Human-Computer Interaction and Artificial Intelligence in VR/AR/MR Application

A special issue of Electronics (ISSN 2079-9292). This special issue belongs to the section "Artificial Intelligence".

Deadline for manuscript submissions: closed (25 June 2024) | Viewed by 2208

Special Issue Editors


E-Mail Website
Guest Editor
Department of Human-Computer Interaction, Hanyang University, Ansan 15588, Republic of Korea
Interests: human–computer interaction; virtual reality; augmented reality, mixed reality; assistive technology; serious game; multimodal user interfaces
Special Issues, Collections and Topics in MDPI journals

E-Mail Website
Guest Editor
Department of Computer Science and Information Technology, La Trobe University, Melbourne, VIC 3086, Australia
Interests: human-computer interaction; virtual interaction

Special Issue Information

Dear Colleagues,

AI (Artificial Intelligence) and XR (eXtended Reality) technologies are in the spotlight as key technologies in the fourth industrial revolution, and the field of HCI (Human–Computer Interaction) is also emerging as a major trend in research. AI and XR technologies are widely utilized in all areas in which data are produced and in all areas that require the Metaverse, respectively. AI algorithms and modeling technologies are rapidly developing, with the industry releasing lightweight and high-performance XR devices based on the computing power of advanced computer hardware. When people apply these technologies, the HCI field offers various methodologies to help users utilize them properly and safely. This Special Issue focuses on state-of-the-art research in various new computer-science-based technologies, including AI, machine learning, deep learning, computer vision, virtual reality, augmented reality, extended reality, and HCI-based convergence and application technologies. This Special Issue aims to inspire and motivate many researchers in the field of computer science by illuminating the development of various technologies, and discovering and sharing fields that can be applied to them.

Prof. Dr. Kibum Kim
Dr. Huawei Tu
Guest Editors

Manuscript Submission Information

Manuscripts should be submitted online at www.mdpi.com by registering and logging in to this website. Once you are registered, click here to go to the submission form. Manuscripts can be submitted until the deadline. All submissions that pass pre-check are peer-reviewed. Accepted papers will be published continuously in the journal (as soon as accepted) and will be listed together on the special issue website. Research articles, review articles as well as short communications are invited. For planned papers, a title and short abstract (about 100 words) can be sent to the Editorial Office for announcement on this website.

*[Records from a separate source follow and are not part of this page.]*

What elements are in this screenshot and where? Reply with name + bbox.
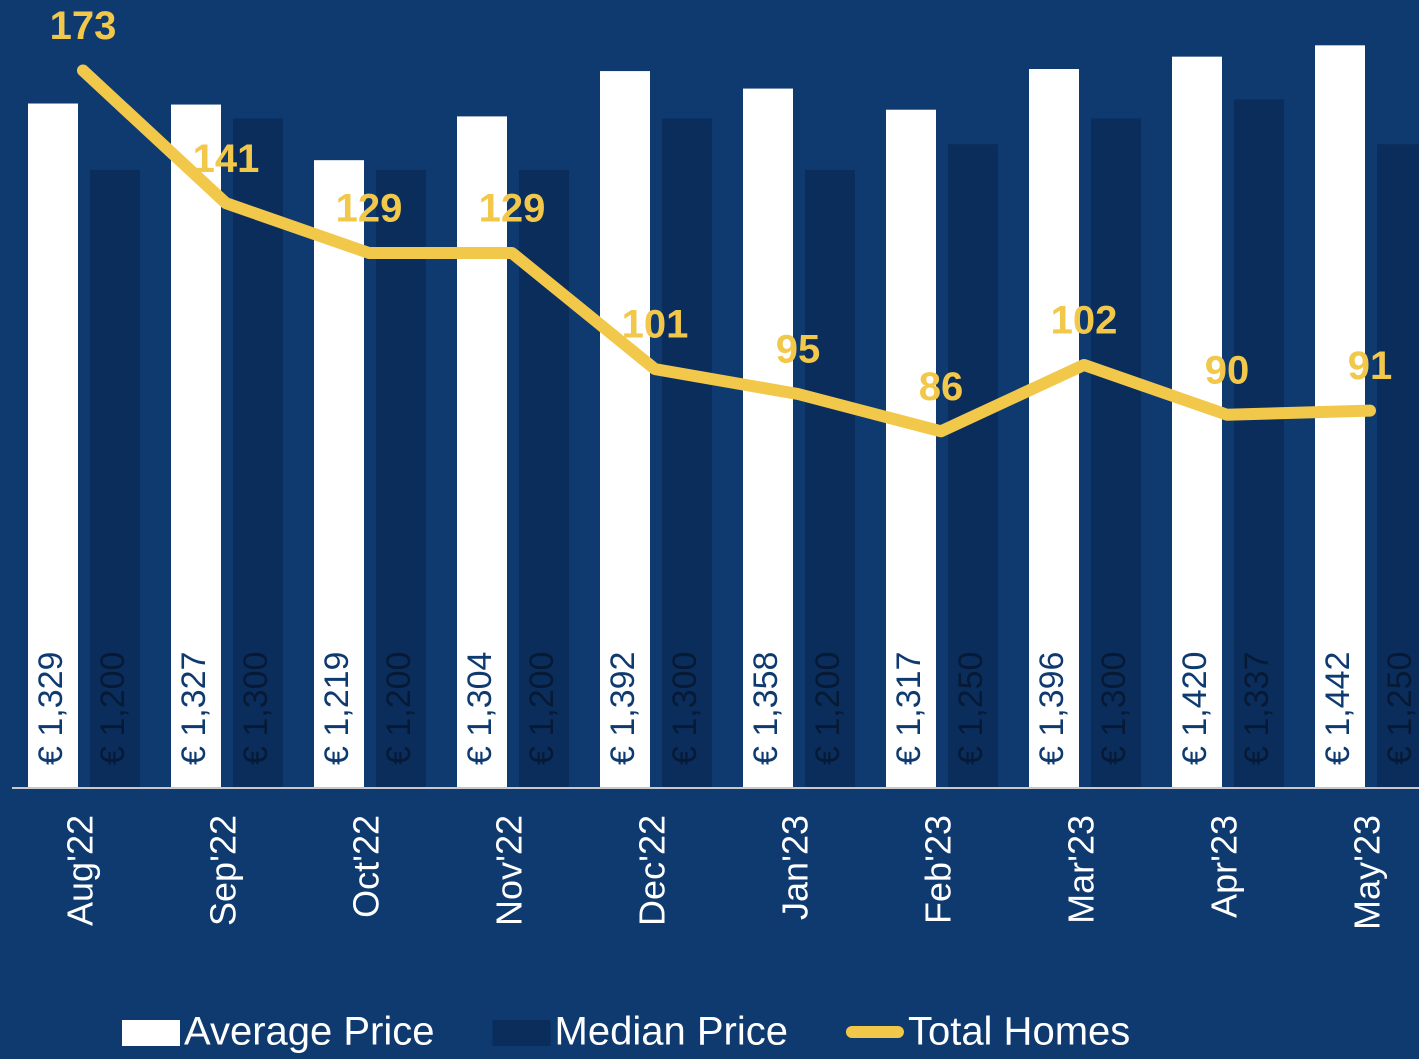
legend-label: Average Price (184, 1010, 435, 1054)
bar (28, 103, 78, 789)
bar-value-label: € 1,442 (1319, 652, 1357, 765)
bar-value-label: € 1,250 (1381, 652, 1419, 765)
bar-value-label: € 1,250 (952, 652, 990, 765)
bar (1234, 99, 1284, 788)
bar (90, 169, 140, 788)
bar-value-label: € 1,200 (94, 652, 132, 765)
bar (1172, 56, 1222, 789)
line-value-label: 86 (919, 365, 964, 409)
x-tick-label: Sep'22 (203, 815, 244, 926)
bar (886, 109, 936, 788)
bar-value-label: € 1,420 (1176, 652, 1214, 765)
bar (171, 104, 221, 788)
x-tick-label: Aug'22 (60, 815, 101, 926)
bar (314, 160, 364, 788)
x-tick-label: Apr'23 (1204, 815, 1245, 918)
legend-label: Median Price (555, 1010, 788, 1054)
bar-value-label: € 1,219 (318, 652, 356, 765)
bar-value-label: € 1,358 (747, 652, 785, 765)
legend-swatch (122, 1020, 180, 1046)
bar (457, 116, 507, 788)
bar-value-label: € 1,392 (604, 652, 642, 765)
line-value-label: 90 (1205, 348, 1250, 392)
bar-value-label: € 1,327 (175, 652, 213, 765)
x-tick-label: Jan'23 (775, 815, 816, 920)
bar (600, 71, 650, 788)
bar (1377, 144, 1419, 788)
bar (376, 169, 426, 788)
bar (233, 118, 283, 788)
line-value-label: 91 (1348, 344, 1393, 388)
bar-value-label: € 1,300 (666, 652, 704, 765)
bar (805, 169, 855, 788)
x-tick-label: Feb'23 (918, 815, 959, 924)
bar-value-label: € 1,200 (523, 652, 561, 765)
bar (1029, 69, 1079, 788)
legend-label: Total Homes (908, 1010, 1130, 1054)
line-value-label: 95 (776, 328, 821, 372)
legend-swatch (845, 1026, 904, 1038)
bar (948, 144, 998, 788)
x-tick-label: Dec'22 (632, 815, 673, 926)
x-tick-label: Mar'23 (1061, 815, 1102, 924)
bar-value-label: € 1,200 (380, 652, 418, 765)
line-value-label: 173 (50, 4, 117, 48)
line-value-label: 129 (479, 187, 546, 231)
bar-value-label: € 1,337 (1238, 652, 1276, 765)
bar-value-label: € 1,300 (1095, 652, 1133, 765)
bar-value-label: € 1,317 (890, 652, 928, 765)
x-tick-label: May'23 (1347, 815, 1388, 930)
bar (662, 118, 712, 788)
bar-value-label: € 1,329 (32, 652, 70, 765)
legend-swatch (492, 1020, 551, 1046)
bar (1091, 118, 1141, 788)
line-value-label: 102 (1051, 299, 1118, 343)
line-value-label: 101 (622, 303, 689, 347)
bar-value-label: € 1,396 (1033, 652, 1071, 765)
bar-value-label: € 1,300 (237, 652, 275, 765)
line (77, 64, 1376, 438)
line-value-label: 129 (336, 187, 403, 231)
bar-value-label: € 1,304 (461, 652, 499, 765)
x-tick-label: Nov'22 (489, 815, 530, 926)
line-value-label: 141 (193, 137, 260, 181)
x-tick-label: Oct'22 (346, 815, 387, 918)
bar (743, 88, 793, 788)
bar-value-label: € 1,200 (809, 652, 847, 765)
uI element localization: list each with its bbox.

Submitted manuscripts should not have been published previously, nor be under consideration for publication elsewhere (except conference proceedings papers). All manuscripts are thoroughly refereed through a single-blind peer-review process. A guide for authors and other relevant information for submission of manuscripts is available on the Instructions for Authors page. Electronics is an international peer-reviewed open access semimonthly journal published by MDPI.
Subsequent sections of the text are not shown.